Some readers may propose: the constructor of class D adjusts the constructor A of the virtual base class through the initialization table, and the constructors of class B and C also call the constructor A of the virtual base class through the initialization table, so the virtual base Isn't the class constructor called 3 times? Don’t worry, the C++ compilation system only executes the call of the last derived class to the constructor of the virtual base class, and ignores the call to the constructor of the virtual base class by other derived classes of the virtual base class (such as class B and class C). This ensures that the data members of the virtual base class will not be initialized multiple times.

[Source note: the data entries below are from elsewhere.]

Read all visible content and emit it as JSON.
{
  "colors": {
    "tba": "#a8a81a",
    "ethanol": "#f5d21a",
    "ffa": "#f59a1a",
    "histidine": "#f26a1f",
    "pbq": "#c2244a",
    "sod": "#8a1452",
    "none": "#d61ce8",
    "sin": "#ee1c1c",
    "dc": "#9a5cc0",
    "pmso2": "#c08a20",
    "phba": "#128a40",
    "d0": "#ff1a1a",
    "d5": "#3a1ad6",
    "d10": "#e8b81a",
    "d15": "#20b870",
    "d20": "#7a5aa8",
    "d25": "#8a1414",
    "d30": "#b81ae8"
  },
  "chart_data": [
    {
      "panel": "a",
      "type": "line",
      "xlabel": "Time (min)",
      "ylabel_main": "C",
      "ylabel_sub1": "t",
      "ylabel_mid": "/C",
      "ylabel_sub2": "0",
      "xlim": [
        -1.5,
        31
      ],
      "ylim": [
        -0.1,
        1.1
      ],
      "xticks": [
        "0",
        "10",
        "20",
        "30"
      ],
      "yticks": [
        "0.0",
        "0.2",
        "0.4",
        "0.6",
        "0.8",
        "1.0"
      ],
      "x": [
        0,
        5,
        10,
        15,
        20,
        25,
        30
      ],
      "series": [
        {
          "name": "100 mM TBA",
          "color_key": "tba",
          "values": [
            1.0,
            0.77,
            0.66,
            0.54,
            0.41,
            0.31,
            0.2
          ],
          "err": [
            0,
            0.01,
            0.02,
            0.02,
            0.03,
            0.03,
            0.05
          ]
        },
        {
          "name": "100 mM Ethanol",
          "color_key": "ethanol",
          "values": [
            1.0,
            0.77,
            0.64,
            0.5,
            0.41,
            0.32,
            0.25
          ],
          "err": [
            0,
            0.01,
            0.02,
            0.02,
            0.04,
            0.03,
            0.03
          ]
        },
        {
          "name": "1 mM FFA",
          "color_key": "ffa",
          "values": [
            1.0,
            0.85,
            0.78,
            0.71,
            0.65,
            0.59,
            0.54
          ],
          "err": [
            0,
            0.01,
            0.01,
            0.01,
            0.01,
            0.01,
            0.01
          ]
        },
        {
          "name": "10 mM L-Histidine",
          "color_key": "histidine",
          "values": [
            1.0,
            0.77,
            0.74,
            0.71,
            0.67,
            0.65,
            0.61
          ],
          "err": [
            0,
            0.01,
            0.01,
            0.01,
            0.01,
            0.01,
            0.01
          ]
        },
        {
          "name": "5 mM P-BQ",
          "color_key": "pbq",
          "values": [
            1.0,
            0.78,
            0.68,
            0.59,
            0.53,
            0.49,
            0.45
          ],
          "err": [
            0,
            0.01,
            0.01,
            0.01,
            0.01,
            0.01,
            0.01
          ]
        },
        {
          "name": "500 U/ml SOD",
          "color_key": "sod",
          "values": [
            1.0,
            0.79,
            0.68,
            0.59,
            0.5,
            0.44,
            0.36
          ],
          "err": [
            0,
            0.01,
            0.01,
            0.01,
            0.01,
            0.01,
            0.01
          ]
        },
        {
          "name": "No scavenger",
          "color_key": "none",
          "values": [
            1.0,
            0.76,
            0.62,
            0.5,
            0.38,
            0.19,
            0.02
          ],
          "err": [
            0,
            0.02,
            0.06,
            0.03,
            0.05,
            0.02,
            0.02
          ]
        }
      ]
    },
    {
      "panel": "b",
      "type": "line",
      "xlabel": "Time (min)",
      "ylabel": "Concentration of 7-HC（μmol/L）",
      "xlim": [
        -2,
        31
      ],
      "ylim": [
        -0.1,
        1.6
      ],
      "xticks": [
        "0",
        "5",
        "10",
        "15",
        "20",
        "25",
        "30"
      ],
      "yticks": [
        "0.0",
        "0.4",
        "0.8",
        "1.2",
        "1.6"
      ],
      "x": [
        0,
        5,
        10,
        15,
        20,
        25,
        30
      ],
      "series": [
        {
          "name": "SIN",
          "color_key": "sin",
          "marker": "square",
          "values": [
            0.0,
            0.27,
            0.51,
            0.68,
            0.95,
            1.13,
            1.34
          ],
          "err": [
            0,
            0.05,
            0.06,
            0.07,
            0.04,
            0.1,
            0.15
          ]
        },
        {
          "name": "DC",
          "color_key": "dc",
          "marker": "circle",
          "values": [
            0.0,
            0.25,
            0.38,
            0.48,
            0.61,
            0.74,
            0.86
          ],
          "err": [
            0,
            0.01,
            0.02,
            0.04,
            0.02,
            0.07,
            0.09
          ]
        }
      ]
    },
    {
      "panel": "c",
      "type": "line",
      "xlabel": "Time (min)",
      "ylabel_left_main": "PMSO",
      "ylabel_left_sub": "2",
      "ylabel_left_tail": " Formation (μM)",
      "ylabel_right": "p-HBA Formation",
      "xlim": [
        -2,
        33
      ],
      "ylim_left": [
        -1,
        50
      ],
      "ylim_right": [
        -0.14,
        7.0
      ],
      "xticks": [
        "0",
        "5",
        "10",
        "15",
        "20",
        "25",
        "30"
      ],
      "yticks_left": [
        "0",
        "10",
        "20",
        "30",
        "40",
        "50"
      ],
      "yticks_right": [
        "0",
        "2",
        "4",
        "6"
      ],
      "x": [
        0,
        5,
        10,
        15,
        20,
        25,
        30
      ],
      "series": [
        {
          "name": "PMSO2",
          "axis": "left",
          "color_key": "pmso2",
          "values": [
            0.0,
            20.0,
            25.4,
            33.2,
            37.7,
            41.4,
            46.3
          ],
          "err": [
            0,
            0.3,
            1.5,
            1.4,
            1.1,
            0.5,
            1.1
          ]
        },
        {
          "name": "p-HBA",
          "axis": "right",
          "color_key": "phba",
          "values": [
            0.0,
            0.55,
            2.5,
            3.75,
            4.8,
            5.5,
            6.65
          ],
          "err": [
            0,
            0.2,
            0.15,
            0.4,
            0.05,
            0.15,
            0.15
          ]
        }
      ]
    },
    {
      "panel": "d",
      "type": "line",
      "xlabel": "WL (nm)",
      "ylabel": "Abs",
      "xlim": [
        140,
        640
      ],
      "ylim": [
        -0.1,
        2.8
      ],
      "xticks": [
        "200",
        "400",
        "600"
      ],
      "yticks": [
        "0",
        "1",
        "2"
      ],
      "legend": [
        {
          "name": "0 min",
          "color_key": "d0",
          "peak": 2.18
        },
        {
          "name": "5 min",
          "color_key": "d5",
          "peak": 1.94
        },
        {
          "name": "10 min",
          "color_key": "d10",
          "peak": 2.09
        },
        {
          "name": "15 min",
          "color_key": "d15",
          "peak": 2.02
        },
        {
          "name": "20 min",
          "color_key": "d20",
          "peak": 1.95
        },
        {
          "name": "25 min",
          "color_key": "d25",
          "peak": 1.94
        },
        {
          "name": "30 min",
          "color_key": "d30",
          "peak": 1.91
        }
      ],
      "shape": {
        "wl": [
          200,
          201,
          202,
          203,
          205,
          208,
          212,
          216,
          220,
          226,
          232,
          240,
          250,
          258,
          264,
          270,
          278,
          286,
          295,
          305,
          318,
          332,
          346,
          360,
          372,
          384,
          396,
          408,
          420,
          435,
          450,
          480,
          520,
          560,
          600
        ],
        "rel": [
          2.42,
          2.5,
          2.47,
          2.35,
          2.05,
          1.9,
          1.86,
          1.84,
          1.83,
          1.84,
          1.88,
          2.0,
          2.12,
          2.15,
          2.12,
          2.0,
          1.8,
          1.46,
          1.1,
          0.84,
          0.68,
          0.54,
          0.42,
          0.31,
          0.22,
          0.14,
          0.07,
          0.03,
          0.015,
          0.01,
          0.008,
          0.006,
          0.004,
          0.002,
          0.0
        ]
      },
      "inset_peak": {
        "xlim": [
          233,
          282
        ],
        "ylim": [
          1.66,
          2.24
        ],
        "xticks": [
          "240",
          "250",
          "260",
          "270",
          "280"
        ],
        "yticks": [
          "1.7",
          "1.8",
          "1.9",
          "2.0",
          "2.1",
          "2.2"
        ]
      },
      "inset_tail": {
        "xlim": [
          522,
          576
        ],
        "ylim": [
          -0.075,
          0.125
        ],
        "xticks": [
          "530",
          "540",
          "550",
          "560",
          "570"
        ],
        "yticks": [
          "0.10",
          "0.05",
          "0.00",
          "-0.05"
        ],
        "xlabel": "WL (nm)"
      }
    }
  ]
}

The class structure is shown in the figure:

Finally, please note: In order to ensure that the virtual base class is only inherited once in a derived class, it should be declared as a virtual base class in all directly derived classes of the base class, otherwise there will still be multiple inheritance of the base class.

As you can see: Be very careful when using multiple inheritance. Ambiguity issues often arise. The above example is simple. If there are more levels of derivation and multiple inheritance more complicated, programmers will easily fall into the trap, and program writing, debugging, and maintenance will become more difficult. Therefore, many programmers do not advocate the use of multiple inheritance in programs, and only use multiple inheritance when it is relatively simple and not prone to ambiguity or when it is really necessary. Do not use multiple inheritance for problems that can be solved by single inheritance. For this reason, many object-oriented programming languages ​​after C++ (such as Java, Smalltalk, C#, PHP, etc.) do not support multiple inheritance.

The function of virtual base class is summarized:
1. It is mainly used to solve the ambiguity problem caused by multiple inheritance of the same base class that may occur during multiple inheritance.
2. Provide the only base class member for the furthest derived class without repeating multiple copies.

Note:
In the first level of inheritance, the common base class must be designed as a virtual base class.